There are practically no limits to the number of possible compounds. Therefore it would be simply impossible to try to include all the possible combinations in the lexicon. To solve this problem, we have added a new component to the FST framework called the ‘compound engine’ to identify and flag Finnish compounds that are not included in the lexicon. For example, the compound engine would produce the following entry for the compound nilkkavamma:

nilkkavamma : <w pos="Noun/Noun" mwe="com" sem="B2-/B1" lem="vamma/nilkka">nilkkavamma</w>.

As shown above, the second part of the compound is placed first. This is because it is more significant in terms of meaning (in this case vamma ‘injury’). Consequently, the first part that modifies the second part of the compound is placed second (in this case nilkka ‘ankle’) after a slash.

Table 1: Examples of Finnish compounds

Despite the modifications and changes described above, in general the architecture of the FST software mirrors that of the EST components. This makes it easier to maintain and improve the tools as a single package. We are currently applying and evaluating the same framework for Russian in the Assist project[5].

3. Creating lexical resources for FST

The main lexical resources of the FST include lexicons for tagging single words and multi-word expressions. We built the Finnish lexical resources using a variety of corpus-based techniques, and the resulting wordlists were then manually semantically classified. In the beginning we tagged the 6,000 most frequent Finnish words based on a large corpus and some other word lists from different domains. We have exploited readily available resources, including word lists of different domains from Kielikone’s machine translation lexicon and the Web; however, a meticulous post-editing phase has still been essential. Afterwards, the lexicon has been further expanded by feeding texts from various sources into the FST and classifying words that remain unmatched. Overall, the lexicon development has for the most part been manual work which is both laborious and time-consuming. Nonetheless, as will be shown, this has assured a high quality and reliability of lexical resource.

At present, the FST lexicons contain 33,627 single lexical items and 8,912 multi-word expression templates.
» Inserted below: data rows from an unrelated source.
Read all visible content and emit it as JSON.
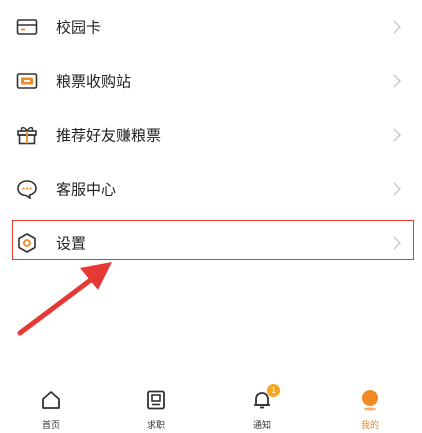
{
  "menu": {
    "items": [
      {
        "label": "校园卡",
        "icon": "card-icon"
      },
      {
        "label": "粮票收购站",
        "icon": "ticket-icon"
      },
      {
        "label": "推荐好友赚粮票",
        "icon": "gift-icon"
      },
      {
        "label": "客服中心",
        "icon": "chat-icon"
      },
      {
        "label": "设置",
        "icon": "settings-icon"
      }
    ]
  },
  "tabbar": {
    "tabs": [
      {
        "label": "首页",
        "icon": "home-icon"
      },
      {
        "label": "求职",
        "icon": "job-icon"
      },
      {
        "label": "通知",
        "icon": "bell-icon",
        "badge": "1"
      },
      {
        "label": "我的",
        "icon": "profile-icon",
        "active": true
      }
    ]
  },
  "colors": {
    "accent": "#f08a24",
    "highlight_border": "#e53935",
    "arrow": "#e53935",
    "badge": "#f5a623"
  }
}
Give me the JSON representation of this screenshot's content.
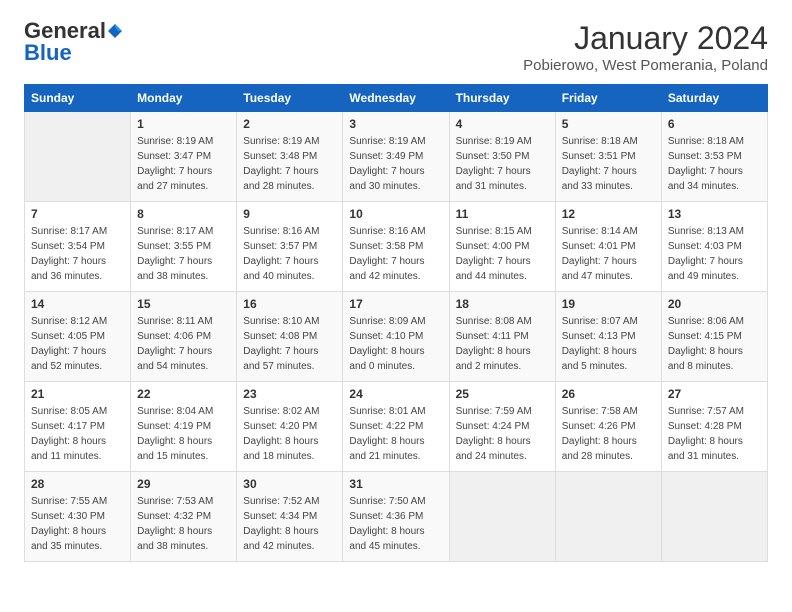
{
  "header": {
    "logo_general": "General",
    "logo_blue": "Blue",
    "month": "January 2024",
    "location": "Pobierowo, West Pomerania, Poland"
  },
  "days_of_week": [
    "Sunday",
    "Monday",
    "Tuesday",
    "Wednesday",
    "Thursday",
    "Friday",
    "Saturday"
  ],
  "weeks": [
    [
      {
        "day": "",
        "empty": true
      },
      {
        "day": "1",
        "sunrise": "8:19 AM",
        "sunset": "3:47 PM",
        "daylight": "7 hours and 27 minutes."
      },
      {
        "day": "2",
        "sunrise": "8:19 AM",
        "sunset": "3:48 PM",
        "daylight": "7 hours and 28 minutes."
      },
      {
        "day": "3",
        "sunrise": "8:19 AM",
        "sunset": "3:49 PM",
        "daylight": "7 hours and 30 minutes."
      },
      {
        "day": "4",
        "sunrise": "8:19 AM",
        "sunset": "3:50 PM",
        "daylight": "7 hours and 31 minutes."
      },
      {
        "day": "5",
        "sunrise": "8:18 AM",
        "sunset": "3:51 PM",
        "daylight": "7 hours and 33 minutes."
      },
      {
        "day": "6",
        "sunrise": "8:18 AM",
        "sunset": "3:53 PM",
        "daylight": "7 hours and 34 minutes."
      }
    ],
    [
      {
        "day": "7",
        "sunrise": "8:17 AM",
        "sunset": "3:54 PM",
        "daylight": "7 hours and 36 minutes."
      },
      {
        "day": "8",
        "sunrise": "8:17 AM",
        "sunset": "3:55 PM",
        "daylight": "7 hours and 38 minutes."
      },
      {
        "day": "9",
        "sunrise": "8:16 AM",
        "sunset": "3:57 PM",
        "daylight": "7 hours and 40 minutes."
      },
      {
        "day": "10",
        "sunrise": "8:16 AM",
        "sunset": "3:58 PM",
        "daylight": "7 hours and 42 minutes."
      },
      {
        "day": "11",
        "sunrise": "8:15 AM",
        "sunset": "4:00 PM",
        "daylight": "7 hours and 44 minutes."
      },
      {
        "day": "12",
        "sunrise": "8:14 AM",
        "sunset": "4:01 PM",
        "daylight": "7 hours and 47 minutes."
      },
      {
        "day": "13",
        "sunrise": "8:13 AM",
        "sunset": "4:03 PM",
        "daylight": "7 hours and 49 minutes."
      }
    ],
    [
      {
        "day": "14",
        "sunrise": "8:12 AM",
        "sunset": "4:05 PM",
        "daylight": "7 hours and 52 minutes."
      },
      {
        "day": "15",
        "sunrise": "8:11 AM",
        "sunset": "4:06 PM",
        "daylight": "7 hours and 54 minutes."
      },
      {
        "day": "16",
        "sunrise": "8:10 AM",
        "sunset": "4:08 PM",
        "daylight": "7 hours and 57 minutes."
      },
      {
        "day": "17",
        "sunrise": "8:09 AM",
        "sunset": "4:10 PM",
        "daylight": "8 hours and 0 minutes."
      },
      {
        "day": "18",
        "sunrise": "8:08 AM",
        "sunset": "4:11 PM",
        "daylight": "8 hours and 2 minutes."
      },
      {
        "day": "19",
        "sunrise": "8:07 AM",
        "sunset": "4:13 PM",
        "daylight": "8 hours and 5 minutes."
      },
      {
        "day": "20",
        "sunrise": "8:06 AM",
        "sunset": "4:15 PM",
        "daylight": "8 hours and 8 minutes."
      }
    ],
    [
      {
        "day": "21",
        "sunrise": "8:05 AM",
        "sunset": "4:17 PM",
        "daylight": "8 hours and 11 minutes."
      },
      {
        "day": "22",
        "sunrise": "8:04 AM",
        "sunset": "4:19 PM",
        "daylight": "8 hours and 15 minutes."
      },
      {
        "day": "23",
        "sunrise": "8:02 AM",
        "sunset": "4:20 PM",
        "daylight": "8 hours and 18 minutes."
      },
      {
        "day": "24",
        "sunrise": "8:01 AM",
        "sunset": "4:22 PM",
        "daylight": "8 hours and 21 minutes."
      },
      {
        "day": "25",
        "sunrise": "7:59 AM",
        "sunset": "4:24 PM",
        "daylight": "8 hours and 24 minutes."
      },
      {
        "day": "26",
        "sunrise": "7:58 AM",
        "sunset": "4:26 PM",
        "daylight": "8 hours and 28 minutes."
      },
      {
        "day": "27",
        "sunrise": "7:57 AM",
        "sunset": "4:28 PM",
        "daylight": "8 hours and 31 minutes."
      }
    ],
    [
      {
        "day": "28",
        "sunrise": "7:55 AM",
        "sunset": "4:30 PM",
        "daylight": "8 hours and 35 minutes."
      },
      {
        "day": "29",
        "sunrise": "7:53 AM",
        "sunset": "4:32 PM",
        "daylight": "8 hours and 38 minutes."
      },
      {
        "day": "30",
        "sunrise": "7:52 AM",
        "sunset": "4:34 PM",
        "daylight": "8 hours and 42 minutes."
      },
      {
        "day": "31",
        "sunrise": "7:50 AM",
        "sunset": "4:36 PM",
        "daylight": "8 hours and 45 minutes."
      },
      {
        "day": "",
        "empty": true
      },
      {
        "day": "",
        "empty": true
      },
      {
        "day": "",
        "empty": true
      }
    ]
  ]
}
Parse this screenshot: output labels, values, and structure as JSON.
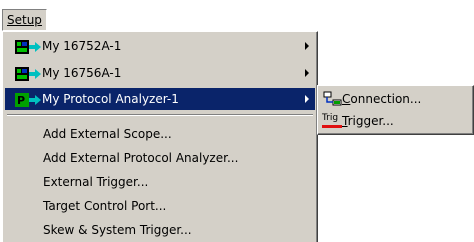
{
  "menubar": {
    "setup_label": "Setup"
  },
  "menu": {
    "items": [
      {
        "label": "My 16752A-1",
        "icon": "logic-analyzer-module-icon",
        "has_submenu": true
      },
      {
        "label": "My 16756A-1",
        "icon": "logic-analyzer-module-icon",
        "has_submenu": true
      },
      {
        "label": "My Protocol Analyzer-1",
        "icon": "protocol-analyzer-module-icon",
        "has_submenu": true,
        "highlighted": true
      }
    ],
    "plain_items": [
      {
        "label": "Add External Scope..."
      },
      {
        "label": "Add External Protocol Analyzer..."
      },
      {
        "label": "External Trigger..."
      },
      {
        "label": "Target Control Port..."
      },
      {
        "label": "Skew & System Trigger..."
      }
    ]
  },
  "submenu": {
    "items": [
      {
        "label": "Connection...",
        "icon": "connection-icon"
      },
      {
        "label": "Trigger...",
        "icon": "trigger-icon",
        "icon_text": "Trig"
      }
    ]
  },
  "colors": {
    "menu_bg": "#d4d0c8",
    "highlight_bg": "#0a246a",
    "highlight_fg": "#ffffff",
    "module_icon_green": "#00c000",
    "module_icon_blue": "#0030c0",
    "protocol_icon_green": "#00a000",
    "trigger_red": "#e01010"
  }
}
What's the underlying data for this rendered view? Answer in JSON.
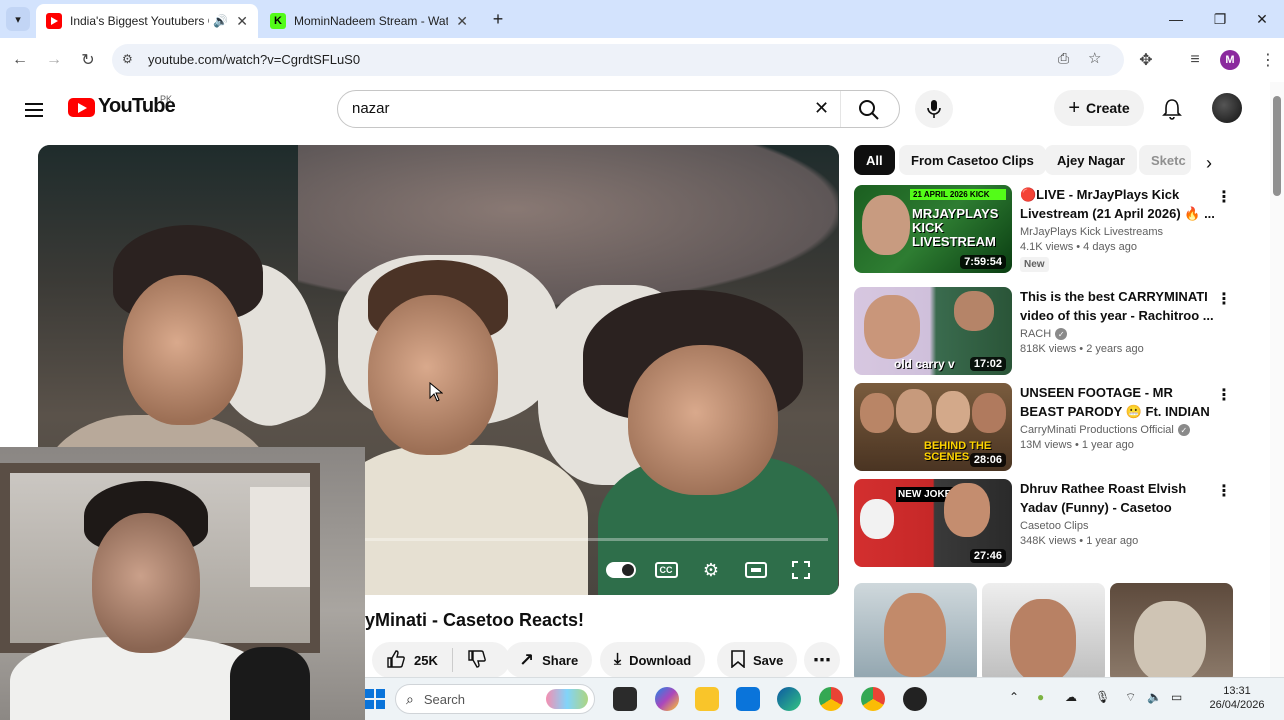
{
  "browser": {
    "tabs": [
      {
        "title": "India's Biggest Youtubers Co",
        "active": true
      },
      {
        "title": "MominNadeem Stream - Watch",
        "active": false
      }
    ],
    "url": "youtube.com/watch?v=CgrdtSFLuS0",
    "profile_initial": "M"
  },
  "youtube": {
    "logo_text": "YouTube",
    "country_code": "PK",
    "search_query": "nazar",
    "create_label": "Create"
  },
  "video": {
    "title_visible": "yMinati - Casetoo Reacts!",
    "likes": "25K",
    "share_label": "Share",
    "download_label": "Download",
    "save_label": "Save"
  },
  "chips": [
    "All",
    "From Casetoo Clips",
    "Ajey Nagar",
    "Sketc"
  ],
  "recommendations": [
    {
      "title": "🔴LIVE - MrJayPlays Kick Livestream (21 April 2026) 🔥 ...",
      "channel": "MrJayPlays Kick Livestreams",
      "stats": "4.1K views • 4 days ago",
      "duration": "7:59:54",
      "badge": "New",
      "verified": false,
      "thumb_text": "MRJAYPLAYS KICK LIVESTREAM",
      "thumb_top_text": "21 APRIL 2026 KICK"
    },
    {
      "title": "This is the best CARRYMINATI video of this year - Rachitroo ...",
      "channel": "RACH",
      "stats": "818K views • 2 years ago",
      "duration": "17:02",
      "badge": "",
      "verified": true,
      "thumb_text": "old carry v"
    },
    {
      "title": "UNSEEN FOOTAGE - MR BEAST PARODY 😬 Ft. INDIAN ...",
      "channel": "CarryMinati Productions Official",
      "stats": "13M views • 1 year ago",
      "duration": "28:06",
      "badge": "",
      "verified": true,
      "thumb_text": "BEHIND THE SCENES"
    },
    {
      "title": "Dhruv Rathee Roast Elvish Yadav (Funny) - Casetoo React...",
      "channel": "Casetoo Clips",
      "stats": "348K views • 1 year ago",
      "duration": "27:46",
      "badge": "",
      "verified": false,
      "thumb_text": "NEW JOKER"
    }
  ],
  "taskbar": {
    "search_placeholder": "Search",
    "time": "13:31",
    "date": "26/04/2026"
  }
}
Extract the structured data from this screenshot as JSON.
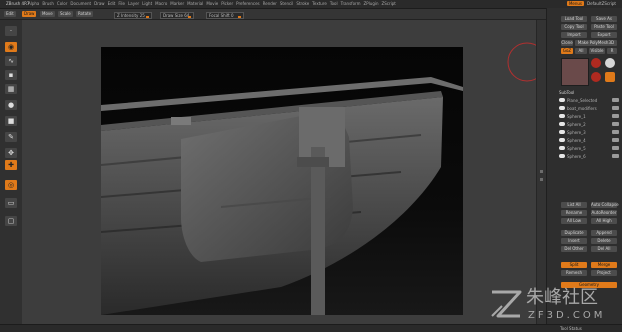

This compares to 52,785 single lexical items and 18,809 MWEs in the EST. During the compilation of the Finnish lexicons, we have used the identical tagset and followed the same guidelines as those applied to the USAS English lexicons. Theoretically speaking, therefore, the English and Finnish lexicons are comparable[6]. Nevertheless, the structures of lexical entries are slightly different.

The main difference lies in the fact that the English lexicon contains inflectional variants whereas the Finnish counterpart consists of only lemmas, or base forms. Because we had no reliable automatic English lemmatiser at the start of the EST construction, and there are limited number of English inflectional forms in English, it was decided to include inflectional forms in the English lexicon[7]. However, our observation on the Finnish morpho-syntactic structure soon revealed it is not a practical approach to the FST lexicon construction. Due to the highly inflectional and agglutinative nature of Finnish, if we included inflectional variants in the FST lexicon, that would have resulted into an uncontrollable size of lexicon. Provided with the highly accurate Finnish morpho-syntactic analyser TextMorfo, we decided to compile the Finnish lexicon only with lemmas/basic forms. When FST is applied to running text, TextMorfo is used to reduce the Finnish words into lemmas and basic forms, which are matched against the lexicon entries.